Rugby clicked and Dillane began to catch the eye of the provincial and national selectors. He chose Connacht when they offered a full Academy contract while Munster were dangling a sub-Academy effort and, having worked with the westerners' Academy supremos Nigel Carolan and Jimmy Duffy previously with Ireland, he moved to Galway.

"Jimmy was the man who spotted him years ago and saw that he had potential," Muldoon recalled.

"But ultimately it takes a while to get to where he is today. He still is very raw, there is a lot of raw material there, but even since the start of the year he is getting better every game, he is getting better and better every training session and I think that's the key.

"It takes a while to get to that level as a second-row. I think Glasgow are fortunate they have got Jonny Gray, who is wise beyond his years, but is a very good second-row as well.

"The only way Ultan is going to go is get better. He still makes a few mistakes and he still has a couple of faux pas for the want of a better word.

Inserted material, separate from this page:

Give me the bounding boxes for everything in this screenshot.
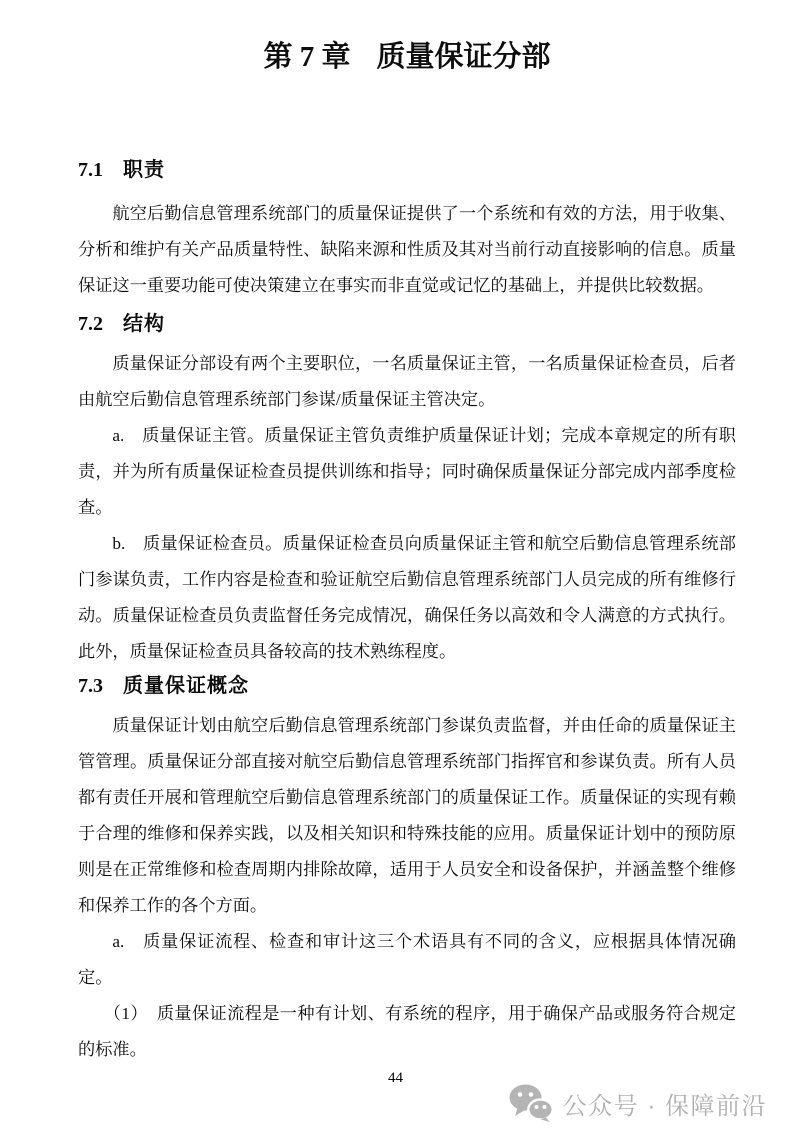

"Even though he is half-French is he is very much French-esque. He strolls out to training about a minute before it starts. I am constantly on his back giving out to him and making sure that he's getting better but look he has got a big talent. He has just got to keep on learning, taking Bundee (Aki) as an example, just keep on working hard at what he does.

"He has got big rewards this year but he knows himself that he has got a bit improvement to do yet.

"But certainly raw material and the way, and that physical attribute that he has. You can't make that, someone has it deep down and he has got all of that.

"There's a couple of more young fellas at Connacht that will be able to step up over the next few years and they will turn a few heads. A few have a bit of work to do like Ultan did this time last year and hopefully we will see a few more Ultan Dillanes coming out."

Pat Lam spotted Dillane's potential and slowly introduced him to the provincial game before his secret was exposed to the world during the Six Nations.

He has kept footage of the Kerryman's early days to remind him of his growth and hails the academy and strength and conditioning teams for their work in developing him into the physical specimen who will take the field on Saturday.

And he hopes that the young players coming through the Academy are looking at the likes of Dillane and learning.

"Talent only takes you so far; it's the ambition and the drive to get better, and then the programme matches that. But if you're not willing to work hard you won't make it.

"I had a session last week with eight new academy boys. Nigel and I met with them and they're all excited and want to be a part of it.

"I sat down with them and I asked them, 'What do you think?'

"They replied: 'Oh, I'm so excited, because I look at Peter Robb, Sean O'Brien and Ultan, and all these guys going up...' And then I asked them the simple question: 'How have they got there?' Because they worked hard.

"So yes you've got talent but you've got to work hard. That's what Ultan epitomises."

Itoje's rise shows that age is no barrier to influence and Connacht will hope their tyro follows his peer's lead this Saturday.